Tejun, could you please also add the patch below to your lineup too?
It is an optimization and a cleanup, and adds the following new generic percpu methods:
percpu_read()
percpu_write()
percpu_add()
percpu_sub()
percpu_or() percpu_xor()
and implements support for them on x86. (other architectures will fall back to a default implementation)

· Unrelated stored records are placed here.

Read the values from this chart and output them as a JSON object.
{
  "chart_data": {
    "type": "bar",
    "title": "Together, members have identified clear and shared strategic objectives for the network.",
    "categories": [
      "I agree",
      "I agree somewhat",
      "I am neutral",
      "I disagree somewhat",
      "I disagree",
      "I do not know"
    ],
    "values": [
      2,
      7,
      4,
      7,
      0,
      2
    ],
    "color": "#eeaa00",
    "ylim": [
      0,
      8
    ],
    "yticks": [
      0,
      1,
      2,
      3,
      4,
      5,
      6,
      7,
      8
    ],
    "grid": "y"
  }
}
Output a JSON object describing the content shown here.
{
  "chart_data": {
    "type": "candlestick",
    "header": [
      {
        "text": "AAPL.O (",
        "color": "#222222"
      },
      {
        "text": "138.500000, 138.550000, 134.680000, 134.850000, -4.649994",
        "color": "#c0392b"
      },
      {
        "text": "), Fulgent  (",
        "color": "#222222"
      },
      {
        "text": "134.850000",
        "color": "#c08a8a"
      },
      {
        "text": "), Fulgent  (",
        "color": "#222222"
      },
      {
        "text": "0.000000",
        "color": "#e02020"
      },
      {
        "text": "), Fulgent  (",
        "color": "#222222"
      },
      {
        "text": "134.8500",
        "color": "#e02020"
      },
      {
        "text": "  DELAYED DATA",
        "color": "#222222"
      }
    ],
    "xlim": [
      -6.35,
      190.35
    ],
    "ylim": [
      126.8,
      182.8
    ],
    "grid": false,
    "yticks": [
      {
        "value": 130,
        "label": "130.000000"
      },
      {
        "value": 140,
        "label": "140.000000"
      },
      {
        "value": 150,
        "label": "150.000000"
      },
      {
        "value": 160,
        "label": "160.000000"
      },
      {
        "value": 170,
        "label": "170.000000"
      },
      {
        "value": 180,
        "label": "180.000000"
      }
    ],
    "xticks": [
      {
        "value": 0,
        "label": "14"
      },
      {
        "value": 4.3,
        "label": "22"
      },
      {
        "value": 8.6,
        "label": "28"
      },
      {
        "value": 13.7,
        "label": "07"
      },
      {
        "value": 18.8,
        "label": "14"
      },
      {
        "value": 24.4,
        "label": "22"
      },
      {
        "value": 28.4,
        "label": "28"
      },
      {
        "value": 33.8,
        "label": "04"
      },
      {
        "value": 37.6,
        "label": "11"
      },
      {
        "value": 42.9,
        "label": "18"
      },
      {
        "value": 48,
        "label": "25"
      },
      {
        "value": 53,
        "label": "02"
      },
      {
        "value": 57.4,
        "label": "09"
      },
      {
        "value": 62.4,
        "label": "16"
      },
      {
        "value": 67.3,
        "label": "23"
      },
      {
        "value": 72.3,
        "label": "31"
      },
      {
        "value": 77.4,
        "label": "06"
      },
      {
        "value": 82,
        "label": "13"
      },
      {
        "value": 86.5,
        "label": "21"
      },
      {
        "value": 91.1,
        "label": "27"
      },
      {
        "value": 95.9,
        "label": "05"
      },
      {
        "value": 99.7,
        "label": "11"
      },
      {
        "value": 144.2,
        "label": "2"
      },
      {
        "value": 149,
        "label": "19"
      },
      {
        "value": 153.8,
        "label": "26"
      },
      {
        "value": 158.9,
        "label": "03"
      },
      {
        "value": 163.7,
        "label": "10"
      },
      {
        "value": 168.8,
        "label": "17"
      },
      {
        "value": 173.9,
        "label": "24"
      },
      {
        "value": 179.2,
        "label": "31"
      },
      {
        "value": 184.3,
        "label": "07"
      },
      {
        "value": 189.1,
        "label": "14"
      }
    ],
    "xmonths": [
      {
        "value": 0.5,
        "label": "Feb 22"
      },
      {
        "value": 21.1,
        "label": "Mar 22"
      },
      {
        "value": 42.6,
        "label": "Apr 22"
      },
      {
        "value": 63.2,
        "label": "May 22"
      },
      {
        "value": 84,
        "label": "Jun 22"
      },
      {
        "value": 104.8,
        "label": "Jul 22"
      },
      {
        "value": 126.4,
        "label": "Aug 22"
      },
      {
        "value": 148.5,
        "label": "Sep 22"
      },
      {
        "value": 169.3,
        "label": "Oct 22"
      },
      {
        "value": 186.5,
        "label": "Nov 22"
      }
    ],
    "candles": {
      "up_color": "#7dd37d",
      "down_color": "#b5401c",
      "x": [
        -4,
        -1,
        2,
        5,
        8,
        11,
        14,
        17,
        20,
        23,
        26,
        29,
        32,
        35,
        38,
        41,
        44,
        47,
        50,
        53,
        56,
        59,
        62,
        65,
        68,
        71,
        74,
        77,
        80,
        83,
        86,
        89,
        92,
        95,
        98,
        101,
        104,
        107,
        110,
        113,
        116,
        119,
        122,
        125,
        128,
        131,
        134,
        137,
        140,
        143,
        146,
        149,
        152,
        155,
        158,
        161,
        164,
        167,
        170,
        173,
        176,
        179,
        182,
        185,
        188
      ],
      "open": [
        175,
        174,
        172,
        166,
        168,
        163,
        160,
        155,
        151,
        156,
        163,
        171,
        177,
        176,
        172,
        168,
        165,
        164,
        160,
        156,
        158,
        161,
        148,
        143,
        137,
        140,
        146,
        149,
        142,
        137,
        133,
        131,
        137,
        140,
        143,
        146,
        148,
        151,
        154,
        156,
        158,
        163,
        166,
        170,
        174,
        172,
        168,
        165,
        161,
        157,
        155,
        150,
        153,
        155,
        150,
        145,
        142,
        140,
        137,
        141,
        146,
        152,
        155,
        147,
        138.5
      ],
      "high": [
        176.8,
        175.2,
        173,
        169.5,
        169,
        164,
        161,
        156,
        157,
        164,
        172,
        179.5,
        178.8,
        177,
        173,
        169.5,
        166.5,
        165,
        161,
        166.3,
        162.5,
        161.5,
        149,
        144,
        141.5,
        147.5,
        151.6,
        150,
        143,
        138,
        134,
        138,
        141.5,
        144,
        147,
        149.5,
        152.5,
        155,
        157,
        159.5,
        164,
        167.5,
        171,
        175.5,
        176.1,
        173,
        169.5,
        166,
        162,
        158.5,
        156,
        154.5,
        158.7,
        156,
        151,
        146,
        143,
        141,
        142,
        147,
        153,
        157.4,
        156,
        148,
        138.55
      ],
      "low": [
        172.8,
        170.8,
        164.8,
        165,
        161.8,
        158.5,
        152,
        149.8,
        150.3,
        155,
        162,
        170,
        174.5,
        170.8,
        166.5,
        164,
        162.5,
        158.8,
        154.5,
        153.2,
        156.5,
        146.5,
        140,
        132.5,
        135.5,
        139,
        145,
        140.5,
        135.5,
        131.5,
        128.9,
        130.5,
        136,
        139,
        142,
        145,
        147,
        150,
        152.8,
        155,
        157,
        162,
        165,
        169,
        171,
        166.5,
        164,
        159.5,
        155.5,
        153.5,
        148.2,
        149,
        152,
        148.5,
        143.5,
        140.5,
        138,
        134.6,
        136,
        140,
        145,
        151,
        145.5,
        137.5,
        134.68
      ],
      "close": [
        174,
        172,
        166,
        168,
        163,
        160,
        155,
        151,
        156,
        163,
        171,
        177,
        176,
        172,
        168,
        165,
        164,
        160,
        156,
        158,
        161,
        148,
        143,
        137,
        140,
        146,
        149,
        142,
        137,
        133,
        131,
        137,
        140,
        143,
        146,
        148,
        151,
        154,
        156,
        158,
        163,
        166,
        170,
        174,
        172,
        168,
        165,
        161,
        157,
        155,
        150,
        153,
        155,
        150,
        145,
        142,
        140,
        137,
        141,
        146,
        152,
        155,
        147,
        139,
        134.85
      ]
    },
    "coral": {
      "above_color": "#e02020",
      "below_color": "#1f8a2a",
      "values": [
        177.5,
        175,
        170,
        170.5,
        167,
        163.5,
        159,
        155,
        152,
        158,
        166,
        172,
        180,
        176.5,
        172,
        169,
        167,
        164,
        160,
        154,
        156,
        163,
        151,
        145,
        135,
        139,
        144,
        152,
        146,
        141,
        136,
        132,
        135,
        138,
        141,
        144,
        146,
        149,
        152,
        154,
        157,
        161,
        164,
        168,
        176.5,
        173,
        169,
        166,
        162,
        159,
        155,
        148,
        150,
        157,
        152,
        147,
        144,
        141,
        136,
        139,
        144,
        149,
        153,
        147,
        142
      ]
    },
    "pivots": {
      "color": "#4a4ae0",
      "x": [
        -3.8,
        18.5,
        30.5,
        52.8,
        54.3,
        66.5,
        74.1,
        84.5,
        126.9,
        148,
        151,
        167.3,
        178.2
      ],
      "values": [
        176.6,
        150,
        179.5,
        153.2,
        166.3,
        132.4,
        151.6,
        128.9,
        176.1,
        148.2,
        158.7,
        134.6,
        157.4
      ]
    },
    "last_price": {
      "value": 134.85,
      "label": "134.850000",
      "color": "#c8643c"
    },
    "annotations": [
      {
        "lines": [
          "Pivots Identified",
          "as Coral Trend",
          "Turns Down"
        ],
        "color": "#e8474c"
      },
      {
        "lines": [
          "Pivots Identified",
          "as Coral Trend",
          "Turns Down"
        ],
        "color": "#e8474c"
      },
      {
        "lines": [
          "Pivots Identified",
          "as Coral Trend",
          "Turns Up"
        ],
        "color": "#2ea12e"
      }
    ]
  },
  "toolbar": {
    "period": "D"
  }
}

The advantage is that for example to read a local percpu variable, instead of this sequence:
return __get_cpu_var(var);
ffffffff8102ca2b: 48 8b 14 fd 80 09 74 mov -0x7e8bf680(,%rdi,8),%rdx
ffffffff8102ca32: 81 ffffffff8102ca33: 48 c7 c0 d8 59 00 00 mov $0x59d8,%rax
ffffffff8102ca3a: 48 8b 04 10 mov (%rax,%rdx,1),%rax
We can get a single instruction by using the optimized variants:
return percpu_read(var);
ffffffff8102ca3f: 65 48 8b 05 91 8f fd mov %gs:0x7efd8f91(%rip),%rax
I also cleaned up the x86-specific APIs and made the x86 code use these new generic percpu primitives.
It looks quite hard to convince the compiler to generate the optimized single-instruction sequence for us out of __get_cpu_var(var) - or can you perhaps see a way to do it?
The patch is against your latest zero-based percpu / pda unification tree. Untested.